Nós aprendemos que, às vezes, tem pessoas que têm muito potencial, sabe fazer as coisas mas não tem compromisso [...], Eu acho melhor um cara que não sabe mas que tenha vontade de aprender e que tenha compromisso, do que um cara que sabe muito, mas que não tem compromisso, isso a gente aprendeu dentro do PRECE, a gente aprendeu que compromisso era importante, a gente colocava um cara como coordenador de disciplina e diziam “Ele não sabe não”, mas ele vai aprender, “Por que ele vai aprender?” Porque tem compromisso (RC 5).

Quando analisamos as categorias que compõem o papel social do precista, percebemos que elas se relacionam entre si e convergem para a efetivação do fortalecimento, que é uma categoria definida por Montero (2006, p. 72, tradução nossa) como:

Processo mediante o qual os membros de uma comunidade (indivíduos interessados e grupos organizados) desenvolvem conjuntamente capacidades e recursos para controlar sua situação de vida, atuando de maneira comprometida, consciente e crítica, para alcançar a transformação do seu ambiente segundo suas necessidades e aspirações, transformando-se ao mesmo tempo a si mesmo.11

O processo de fortalecimento leva em conta uma série de elementos como participação baseada na solidariedade e no apoio social, processo de conscientização; poder social, politização, autogestão, dentre outros. Já apresentamos acima discussões acerca da solidariedade e do apoio social. A participação é capaz de gerar um trânsito de consciência, ou seja, um processo de conscientização, que é possível através da construção de espaços de diálogo que inclua a participação de todos (FREIRE, 2005), sendo capaz de se dirigir a uma cidadania ativa que implica na expressão dos direitos que se quer ter, ao invés de simplesmente usufruir dos direitos elaborados por outros (VIEIRA; XIMENES, 2008), o que está relacionado à conquista de maior poder social e politização, podendo levar a uma autogestão.

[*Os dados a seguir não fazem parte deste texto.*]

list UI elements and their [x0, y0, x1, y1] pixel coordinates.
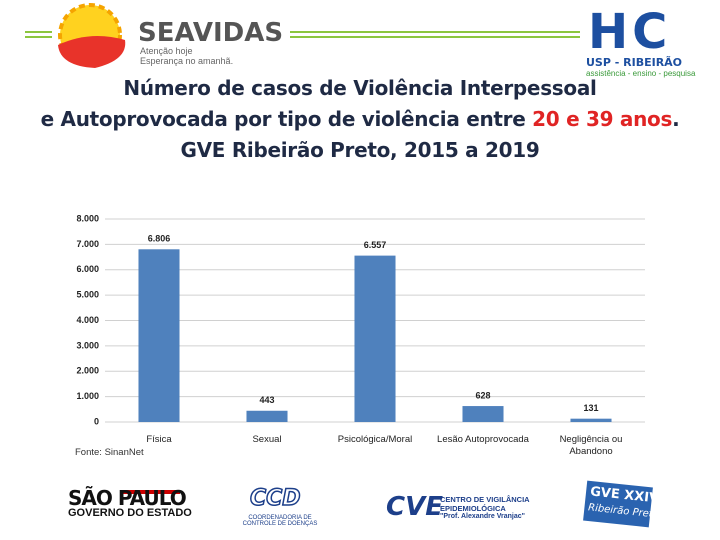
seavidas-name: SEAVIDAS: [138, 18, 284, 48]
y-tick-label: 7.000: [76, 239, 99, 249]
y-tick-label: 1.000: [76, 391, 99, 401]
y-tick-label: 6.000: [76, 264, 99, 274]
x-tick-label: Psicológica/Moral: [337, 434, 413, 445]
title-text: .: [672, 107, 680, 131]
bar: [246, 410, 288, 422]
y-tick-label: 2.000: [76, 366, 99, 376]
bar: [138, 249, 180, 422]
cve-name: CENTRO DE VIGILÂNCIA: [440, 495, 530, 504]
y-tick-label: 4.000: [76, 315, 99, 325]
ccd-logo: CCD: [249, 485, 301, 512]
value-label: 6.806: [148, 234, 171, 244]
hc-name: USP - RIBEIRÃO: [586, 56, 683, 69]
source: Fonte: SinanNet: [75, 447, 144, 458]
value-label: 628: [475, 390, 490, 400]
sp-logo: SÃO PAULO: [68, 486, 187, 510]
title-text: e Autoprovocada por tipo de violência en…: [40, 107, 526, 131]
y-tick-label: 3.000: [76, 340, 99, 350]
bar: [354, 255, 396, 422]
heart-logo: [58, 36, 126, 68]
y-tick-label: 0: [94, 416, 99, 426]
title-line: GVE Ribeirão Preto, 2015 a 2019: [0, 138, 720, 162]
ccd-name: COORDENADORIA DE CONTROLE DE DOENÇAS: [242, 515, 318, 527]
title-text: Número de casos de Violência Interpessoa…: [123, 76, 597, 100]
cve-name: "Prof. Alexandre Vranjac": [440, 513, 525, 520]
title-line: e Autoprovocada por tipo de violência en…: [0, 107, 720, 131]
bar: [462, 406, 504, 422]
x-tick-label: Física: [146, 434, 172, 445]
y-tick-label: 5.000: [76, 290, 99, 300]
hc-logo-bg: [584, 12, 704, 54]
value-label: 6.557: [364, 240, 387, 250]
title-text: GVE Ribeirão Preto, 2015 a 2019: [180, 138, 540, 162]
seavidas-tag: Atenção hoje: [140, 46, 193, 56]
cve-logo: CVE: [386, 492, 443, 522]
x-tick-label: Sexual: [252, 434, 282, 445]
x-tick-label: Lesão Autoprovocada: [437, 434, 529, 445]
hc-tag: assistência - ensino - pesquisa: [586, 69, 696, 78]
sp-logo: GOVERNO DO ESTADO: [68, 507, 192, 519]
y-tick-label: 8.000: [76, 213, 99, 223]
cve-name: EPIDEMIOLÓGICA: [440, 504, 506, 513]
value-label: 443: [259, 395, 274, 405]
bar: [570, 418, 612, 422]
value-label: 131: [583, 403, 598, 413]
title-line: Número de casos de Violência Interpessoa…: [0, 76, 720, 100]
sp-flag-bar: [120, 490, 180, 494]
hc-logo: HC: [588, 4, 672, 60]
x-tick-label: Negligência ou Abandono: [559, 434, 623, 457]
seavidas-tag: Esperança no amanhã.: [140, 56, 234, 66]
title-text: 20 e 39 anos: [532, 107, 673, 131]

Nesse sentido, percebemos que o papel social exercido pelos precistas visa, em última instância, o fortalecimento desses sujeitos para atuarem em prol das transformações pessoais e sociais. Assis (GF 2) explicita o papel que o grupo tem na constituição desse fortalecimento:

Quando conheci o PRECE, e aí as pessoas começaram a falar dessa responsabilidade, que eu era capaz, que eu não tava só, me senti empoderado pra vencer muitas das barreiras, eu via um obstáculo muito grande e eu me lembrava que eu não estou só, tem um grupo que tá me dando apoio, suporte, que acredita que sou capaz de passar por esse desafio e foi assim que eu consegui passar (ASSIS, GF 2).

11“El processo mediante el cual los miembros de una comunidad (individuos interesados y grupos organizados)

desarrollan conjuntamente capacidades y recursos para controlar su situación de vida, actuando de manera comprometida, consciente y crítica, para lograr la transformación de su entorno según sus nec esidades y aspiraciones, trasformándose al mismo tempo a si mismos”.